С этого начинается книга: в 1974 году на острове Кипр была предпринята попытка государственного переворота. В турецкое владение перешел портовый и курортный город Фамагуста, “гордость греков-островитян”, и в языке появилось присловье: “Помни о Фамагусте”, призывающее не забывать о захватчиках. Ближе к концу романа Гольдштейн, описывая свой отдых на Кипре, сообщает читателям, что в Фамагусту он так и не попал, попросив отвезти его в Пафос. Возможно, в этом легком географическом смещении кроется главная ложь текста, кокетливо призывающего помнить о Фамагусте.
У конструктивистов был такой термин — “грузификация слова”. В случае Гольдштейна речь идет о семантической перегрузке. ПФ — это не тот роман, который не говорит ни “да” ни “нет”. Это роман “промежутка”, старательно проговаривающий и “да” и “нет”, но даже не отдающий себе отчета в том, что эти слова произносятся в тексте одновременно, перегружая его строительные леса.

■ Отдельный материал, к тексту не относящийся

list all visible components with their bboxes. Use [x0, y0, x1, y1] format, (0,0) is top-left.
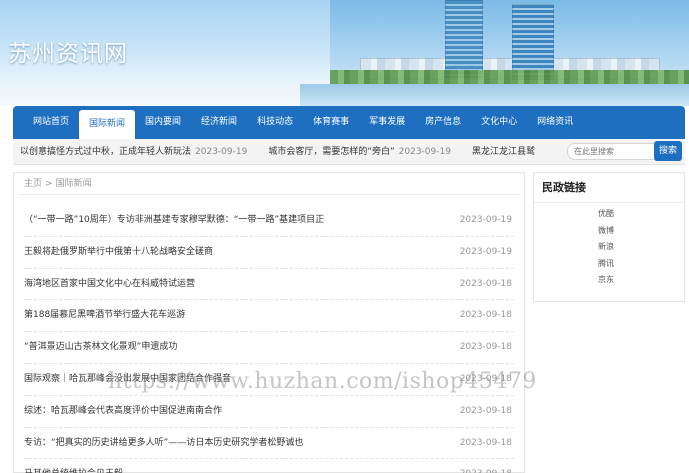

Вопрос в том, возможно ли вообще в наше время создание Текста с большой буквы, не только противостоящего коммерческому чтиву, но и занимающего определенную политическую и нравственную позицию? Гольдштейн если и не решает, то по крайней мере пытается решить эту проблему. Случай Гольдштейна представляется казусом талантливого человека, попавшего в ситуацию, когда таланты более не востребованы, когда интеллектуальный текст как-то поневоле становится текстом абсурда. Но хочется верить: что-то все же страгивается с места в душной литературной атмосфере под напором странного языка “Фамагусты”…
Надежда Григорьева / Констанц
1 См.: Александр Гольдштейн: “Словопрения об успехе нехороши” // КМ. 2004. № 2. С. 9.
2 Фрагмент книги Джона Сибрука Nobrow см.: КМ. 2004. № 3. С. 52—62 (прим. ред.).
3 Наум Вайман. Эпическая галлюцинация в присутствии статуй // Новое литературное обозрение. 2003. № 60. С. 295.